Chicago — A process that would out transgender students to their parents is being implemented by a Florida school district.
In the Lee County School District, trans students who want to be addressed by their preferred name and pronouns will have to fill out a form with a school counselor, according to Yahoo News. If the form, also called the gender support plan, is not completed, teachers and staff will identify the students by their gender assigned at birth.
The move has raised concerns about civil rights advocates and parents.
“I understand the parents want to be involved in the child’s schoolwork. But this is not schoolwork. This is a personal life,” said Arlene Goldberg, cofounder of Visuality. Having the parents sign the form “means a child has to come out at home, and they may not be ready to do that.”
Officials say the intention of the procedure is to support the students and comply with state law, HB 1557, the “Don’t Say Gay” law. The law restricts classroom instruction on sexual orientation and gender identity in addition to calling on districts to adopt procedures to address parental concerns about pronoun use.

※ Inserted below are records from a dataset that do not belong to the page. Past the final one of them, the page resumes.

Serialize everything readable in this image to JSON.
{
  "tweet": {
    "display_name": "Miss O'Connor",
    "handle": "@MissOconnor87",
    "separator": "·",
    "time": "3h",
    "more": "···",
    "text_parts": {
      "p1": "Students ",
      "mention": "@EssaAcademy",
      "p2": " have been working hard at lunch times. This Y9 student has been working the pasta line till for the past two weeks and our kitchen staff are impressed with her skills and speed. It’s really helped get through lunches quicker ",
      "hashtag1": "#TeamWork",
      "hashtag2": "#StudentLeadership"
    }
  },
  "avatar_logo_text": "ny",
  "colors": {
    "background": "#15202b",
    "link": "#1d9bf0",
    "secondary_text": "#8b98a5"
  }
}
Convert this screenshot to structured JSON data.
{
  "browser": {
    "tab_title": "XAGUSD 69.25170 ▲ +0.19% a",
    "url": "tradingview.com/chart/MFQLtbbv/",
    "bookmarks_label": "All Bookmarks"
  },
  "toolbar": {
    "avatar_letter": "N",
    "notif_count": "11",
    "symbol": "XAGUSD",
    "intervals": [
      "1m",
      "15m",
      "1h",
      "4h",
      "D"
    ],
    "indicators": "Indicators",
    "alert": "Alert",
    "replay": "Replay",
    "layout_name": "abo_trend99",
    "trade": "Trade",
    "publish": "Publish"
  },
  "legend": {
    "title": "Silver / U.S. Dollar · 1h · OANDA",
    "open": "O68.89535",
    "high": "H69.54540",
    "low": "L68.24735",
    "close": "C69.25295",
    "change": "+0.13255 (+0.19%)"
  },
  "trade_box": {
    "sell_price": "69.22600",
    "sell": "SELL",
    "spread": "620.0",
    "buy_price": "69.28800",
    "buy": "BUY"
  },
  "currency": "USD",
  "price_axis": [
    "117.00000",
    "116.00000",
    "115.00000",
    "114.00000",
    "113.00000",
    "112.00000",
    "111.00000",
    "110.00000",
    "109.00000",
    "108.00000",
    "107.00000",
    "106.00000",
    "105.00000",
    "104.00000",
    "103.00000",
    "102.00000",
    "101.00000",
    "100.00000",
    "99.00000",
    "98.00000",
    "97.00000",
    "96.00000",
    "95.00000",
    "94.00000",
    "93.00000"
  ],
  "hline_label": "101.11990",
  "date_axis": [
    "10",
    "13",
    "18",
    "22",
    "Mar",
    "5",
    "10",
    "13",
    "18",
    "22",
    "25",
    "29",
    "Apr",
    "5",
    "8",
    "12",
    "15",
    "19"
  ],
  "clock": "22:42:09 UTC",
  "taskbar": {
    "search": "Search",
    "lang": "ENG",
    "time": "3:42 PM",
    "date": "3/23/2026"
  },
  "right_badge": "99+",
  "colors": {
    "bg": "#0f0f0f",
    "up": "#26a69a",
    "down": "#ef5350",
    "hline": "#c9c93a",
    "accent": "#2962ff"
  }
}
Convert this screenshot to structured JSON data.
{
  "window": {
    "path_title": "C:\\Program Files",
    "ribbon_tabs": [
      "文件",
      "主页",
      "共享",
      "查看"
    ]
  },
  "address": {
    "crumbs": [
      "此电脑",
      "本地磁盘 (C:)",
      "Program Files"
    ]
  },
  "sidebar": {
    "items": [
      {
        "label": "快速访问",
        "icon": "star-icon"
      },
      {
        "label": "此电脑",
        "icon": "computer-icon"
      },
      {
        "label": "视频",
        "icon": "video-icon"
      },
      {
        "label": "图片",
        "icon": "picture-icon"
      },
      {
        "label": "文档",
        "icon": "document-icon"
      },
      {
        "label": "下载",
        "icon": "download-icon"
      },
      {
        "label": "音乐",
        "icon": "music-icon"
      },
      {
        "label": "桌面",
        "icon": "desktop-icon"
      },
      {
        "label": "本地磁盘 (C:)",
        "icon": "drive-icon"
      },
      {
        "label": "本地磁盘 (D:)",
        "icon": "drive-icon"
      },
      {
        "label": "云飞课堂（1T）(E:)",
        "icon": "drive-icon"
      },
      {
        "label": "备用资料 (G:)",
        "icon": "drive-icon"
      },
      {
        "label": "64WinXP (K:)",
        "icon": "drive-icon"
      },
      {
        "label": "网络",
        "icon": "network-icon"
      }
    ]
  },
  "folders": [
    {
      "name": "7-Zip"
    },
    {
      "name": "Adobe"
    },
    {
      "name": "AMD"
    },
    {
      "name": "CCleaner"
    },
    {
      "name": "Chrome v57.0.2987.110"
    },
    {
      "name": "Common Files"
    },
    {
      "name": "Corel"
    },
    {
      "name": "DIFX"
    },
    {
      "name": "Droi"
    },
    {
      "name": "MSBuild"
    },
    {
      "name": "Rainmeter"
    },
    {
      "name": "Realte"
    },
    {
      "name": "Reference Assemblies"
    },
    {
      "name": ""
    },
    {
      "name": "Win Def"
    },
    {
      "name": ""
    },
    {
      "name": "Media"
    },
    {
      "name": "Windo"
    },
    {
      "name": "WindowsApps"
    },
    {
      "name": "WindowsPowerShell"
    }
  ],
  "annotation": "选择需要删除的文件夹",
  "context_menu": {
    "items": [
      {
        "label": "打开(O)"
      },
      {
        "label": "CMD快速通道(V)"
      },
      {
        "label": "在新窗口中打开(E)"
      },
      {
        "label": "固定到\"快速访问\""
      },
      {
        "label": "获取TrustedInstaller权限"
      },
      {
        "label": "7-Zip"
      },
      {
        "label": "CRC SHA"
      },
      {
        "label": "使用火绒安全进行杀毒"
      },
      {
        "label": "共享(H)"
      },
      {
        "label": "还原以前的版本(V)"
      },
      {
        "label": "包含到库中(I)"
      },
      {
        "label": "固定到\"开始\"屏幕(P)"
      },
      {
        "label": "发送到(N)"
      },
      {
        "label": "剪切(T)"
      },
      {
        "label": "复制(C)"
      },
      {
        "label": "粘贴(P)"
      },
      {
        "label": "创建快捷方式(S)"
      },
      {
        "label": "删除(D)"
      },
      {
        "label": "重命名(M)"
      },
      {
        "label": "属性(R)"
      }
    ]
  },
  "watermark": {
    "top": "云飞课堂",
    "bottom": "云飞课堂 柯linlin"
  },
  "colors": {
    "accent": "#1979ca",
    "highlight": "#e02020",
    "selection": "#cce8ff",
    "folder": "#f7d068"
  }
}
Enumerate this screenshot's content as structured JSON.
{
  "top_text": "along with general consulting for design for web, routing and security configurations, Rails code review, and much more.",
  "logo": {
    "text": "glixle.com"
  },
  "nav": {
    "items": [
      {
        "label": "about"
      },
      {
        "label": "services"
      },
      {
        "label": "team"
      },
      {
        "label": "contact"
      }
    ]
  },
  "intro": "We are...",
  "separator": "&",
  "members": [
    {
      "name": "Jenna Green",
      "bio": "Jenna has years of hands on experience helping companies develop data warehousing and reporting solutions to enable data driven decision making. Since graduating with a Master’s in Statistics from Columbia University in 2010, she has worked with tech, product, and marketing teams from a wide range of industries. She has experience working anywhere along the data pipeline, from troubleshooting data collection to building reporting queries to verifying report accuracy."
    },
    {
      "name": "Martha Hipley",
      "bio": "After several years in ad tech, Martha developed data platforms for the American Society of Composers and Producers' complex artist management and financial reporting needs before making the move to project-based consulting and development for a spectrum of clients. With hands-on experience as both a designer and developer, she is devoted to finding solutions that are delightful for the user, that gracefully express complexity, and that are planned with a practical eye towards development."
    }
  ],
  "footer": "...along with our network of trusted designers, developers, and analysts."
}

The American Civil Liberties Union’s Florida affiliate issued a statement about the law, which went into effect July 1, noting it “has already begun to stigmatize LGBTQ+ people, isolate LGBTQ+ kids, and make teachers fearful of providing a welcoming and inclusive classroom.”
“Without adequate guidelines from the school board on how this personal information will be used in schools, it is uncertain whether these forms could potentially serve as another way to isolate and harm transgender youth,” according to the ACLU.